1. Use SQL for Data Preparation

# Let SQL handle filtering, joins, aggregations
df = dbt.ref("int_customers__prepared").to_pandas()

2. Python for ML/Complex Analytics Only

# Don't use Python for simple transformations
# Use SQL instead

3. Specify Required Packages

dbt.config(
    packages=["scikit-learn==1.3.0", "pandas", "numpy"]
)

4. Test Python Models

# Can use standard dbt tests
models:
  - name: customer_clustering
    columns:
      - name: customer_id
        tests:
          - dbt_constraints.primary_key
      - name: cluster_id
        tests:
          - not_null
          - accepted_values:
              values: [0, 1, 2, 3, 4]

Official dbt Docs: Python Models


When to Change Materializations

Change Ephemeral/View to Table When:

  1. Model is Referenced Multiple Times

    • If 3+ downstream models reference it
    • Avoids recomputing same logic
  2. Complex Transformations

    • Heavy aggregations or window functions
    • Self-joins or complex CTEs
  3. Memory Issues

    • Queries failing due to memory constraints
    • CTE becoming too large

Change Table to Incremental When:

  1. Large Data Volumes

    • Table has millions+ rows
    • Full refresh takes > 5 minutes
  2. Time-Series Data

    • Append-only event logs
    • Daily/hourly data loads
  3. Performance Requirements

    • Need faster, more frequent refreshes
    • Cost optimization needed

Folder-Level Configuration

Configure materializations at folder level in dbt_project.yml:

models:
  your_project:
    bronze:
      +materialized: ephemeral
      +tags: ["bronze", "staging"]
    
    silver:
      +materialized: ephemeral
      +tags: ["silver"]
    
    gold:
      +materialized: table
      +tags: ["gold", "marts"]

Override at model level only for special cases (incremental, Python, etc.).

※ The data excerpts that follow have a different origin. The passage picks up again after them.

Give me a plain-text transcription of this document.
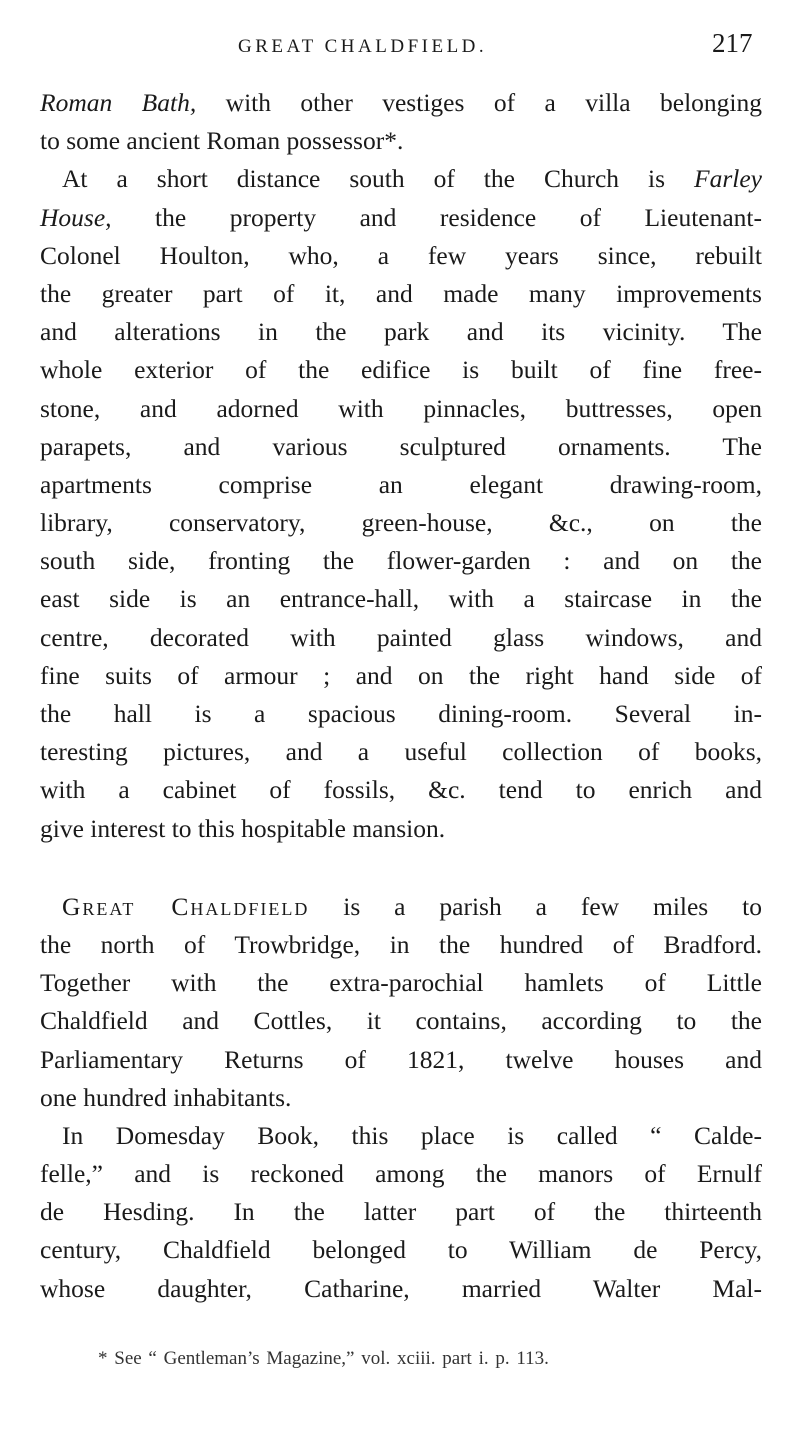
GREAT CHALDFIELD.	217
Roman Bath, with other vestiges of a villa belonging
to some ancient Roman possessor*.
At a short distance south of the Church is Farley
House, the property and residence of Lieutenant-
Colonel Houlton, who, a few years since, rebuilt
the greater part of it, and made many improvements
and alterations in the park and its vicinity. The
whole exterior of the edifice is built of fine free-
stone, and adorned with pinnacles, buttresses, open
parapets, and various sculptured ornaments. The
apartments comprise an elegant drawing-room,
library, conservatory, green-house, &c., on the
south side, fronting the flower-garden : and on the
east side is an entrance-hall, with a staircase in the
centre, decorated with painted glass windows, and
fine suits of armour ; and on the right hand side of
the hall is a spacious dining-room. Several in-
teresting pictures, and a useful collection of books,
with a cabinet of fossils, &c. tend to enrich and
give interest to this hospitable mansion.
Great Chaldfield is a parish a few miles to
the north of Trowbridge, in the hundred of Bradford.
Together with the extra-parochial hamlets of Little
Chaldfield and Cottles, it contains, according to the
Parliamentary Returns of 1821, twelve houses and
one hundred inhabitants.
In Domesday Book, this place is called “ Calde-
felle,” and is reckoned among the manors of Ernulf
de Hesding. In the latter part of the thirteenth
century, Chaldfield belonged to William de Percy,
whose daughter, Catharine, married Walter Mal-
* See “ Gentleman’s Magazine,” vol. xciii. part i. p. 113.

Helping Users Choose Materializations

Strategy for Assisting Users

When users ask about materializations:

  1. Understand purpose: What is the model for?
  2. Assess size: How many rows? How often updated?
  3. Check usage: How many downstream models? Query frequency?
  4. Recommend materialization: Based on layer and requirements
  5. Provide configuration: Complete working example
  6. Explain trade-offs: Build time, storage, query performance

Common User Questions

"Should this be ephemeral or table?"

  • Ephemeral: Staging, lightweight intermediate models
  • Table: Dimensions, marts, complex intermediate models
  • Consider: Reusability, complexity, downstream usage

"When should I use incremental?"

  • Large tables (millions+ rows)
  • Time-series or append-only data
  • Performance/cost optimization needed
  • Full rebuild takes too long

"How do I set up SCD Type 2?"

  • Use snapshots with timestamp or check strategy
  • Configure unique_key and updated_at
  • Query with dbt_valid_to IS NULL for current records

Related Official Documentation


Goal: Transform AI agents into experts on dbt materializations who guide users to optimal materialization choices based on data characteristics, usage patterns, and performance requirements.